Daniel wonders how long it took Jack to make those gestures look natural, whether Jack actually wants to be doing what he's doing, whether it's a choice Jack's learned to live with or one he actually wanted to make. He wonders about Jack's ex, the woman who probably would have been his wife if Jack had met her after the Active Duty Marriage Act had been passed, if the ADMA had been passed before the death of the child Jack has never told anyone but Daniel about. He wonders what choices Jack has made that he's learned to live with, and what choices weren't choices at all, and what things Jack does because he can't think of any other way to get around them.
He thinks about all the things Jack has given him over the years, all the tiny small ways Jack has shown his affection and his care, all the ways Jack has smoothed his path and made his life easier. For all of them, really.

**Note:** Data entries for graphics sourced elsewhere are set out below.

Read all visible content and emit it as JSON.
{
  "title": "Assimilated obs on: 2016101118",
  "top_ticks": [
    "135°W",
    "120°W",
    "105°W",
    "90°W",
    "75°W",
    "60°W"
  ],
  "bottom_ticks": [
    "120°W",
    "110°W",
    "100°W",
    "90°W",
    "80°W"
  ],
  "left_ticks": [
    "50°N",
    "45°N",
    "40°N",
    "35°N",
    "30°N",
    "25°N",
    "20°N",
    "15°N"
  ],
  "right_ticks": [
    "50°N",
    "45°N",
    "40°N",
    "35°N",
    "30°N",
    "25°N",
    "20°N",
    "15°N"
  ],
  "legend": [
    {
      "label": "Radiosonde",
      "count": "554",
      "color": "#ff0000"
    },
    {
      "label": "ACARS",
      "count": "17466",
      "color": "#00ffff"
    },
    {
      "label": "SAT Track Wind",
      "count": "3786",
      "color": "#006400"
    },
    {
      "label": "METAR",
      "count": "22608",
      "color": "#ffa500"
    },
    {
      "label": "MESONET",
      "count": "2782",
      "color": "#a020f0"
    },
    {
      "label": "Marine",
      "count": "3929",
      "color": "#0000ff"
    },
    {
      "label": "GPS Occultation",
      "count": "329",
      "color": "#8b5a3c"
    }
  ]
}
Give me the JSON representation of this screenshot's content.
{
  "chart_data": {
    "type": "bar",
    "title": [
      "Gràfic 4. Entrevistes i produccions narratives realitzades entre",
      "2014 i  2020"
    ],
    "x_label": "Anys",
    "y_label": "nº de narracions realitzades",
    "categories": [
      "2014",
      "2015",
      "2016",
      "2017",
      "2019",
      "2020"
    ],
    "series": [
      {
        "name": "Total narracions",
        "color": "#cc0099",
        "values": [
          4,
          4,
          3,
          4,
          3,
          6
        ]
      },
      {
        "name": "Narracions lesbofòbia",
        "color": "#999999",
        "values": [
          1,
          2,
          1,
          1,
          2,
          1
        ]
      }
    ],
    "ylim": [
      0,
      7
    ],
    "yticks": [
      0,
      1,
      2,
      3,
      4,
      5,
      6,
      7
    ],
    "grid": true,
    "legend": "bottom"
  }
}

SG-1. We merry few, we band of brothers, bonded and eternal the way fraternitas is intended to create, a group of people who'd live for each other and die for each other and do it all out of love.
There's all kinds of love. He's starting to finally realize that.
In the locker room, Captain Ryerson snaps a towel at Daniel's ass as he's coming out of the shower. The same kind of flirtation that half the base has stopped offering up to him, a mildly-raucous gesture that says I'm not going to push, but if you're interested --
Daniel catches the towel just before it's about to snap against his skin, the same way he always does, the same way Ryerson was no doubt expecting him to. Then he takes a deep breath, and instead of yanking the towel out of Ryerson's hand and dropping it on the bench, the way he usually does, he tugs on it instead. Gently, like it's a leash, and Ryerson takes a startled step forward and right into Daniel's space.
"There's easier ways of getting my attention, you know," he makes himself say, low and warm and just a little flirty, and Ryerson's face is startled and just a little bit awed as Daniel steps forward and kisses his collarbone. Behind them, someone whistles. "You could just ask."
He can feel Jack watching them, his gaze hot and heavy, but when he looks up, Jack only smiles, tinted with a faint sadness. It makes Daniel want to comfort him, but he doesn't know how, so he just smiles back before he turns away.
*
The little faint frown-lines fade from around Jack's eyes after that, and it's enough of a reward. It isn't that bad, anyway. Maybe it never would have been. It doesn't take long before he starts wondering what took him so long.
Daniel Jackson is an anthropologist. He knows how to blend.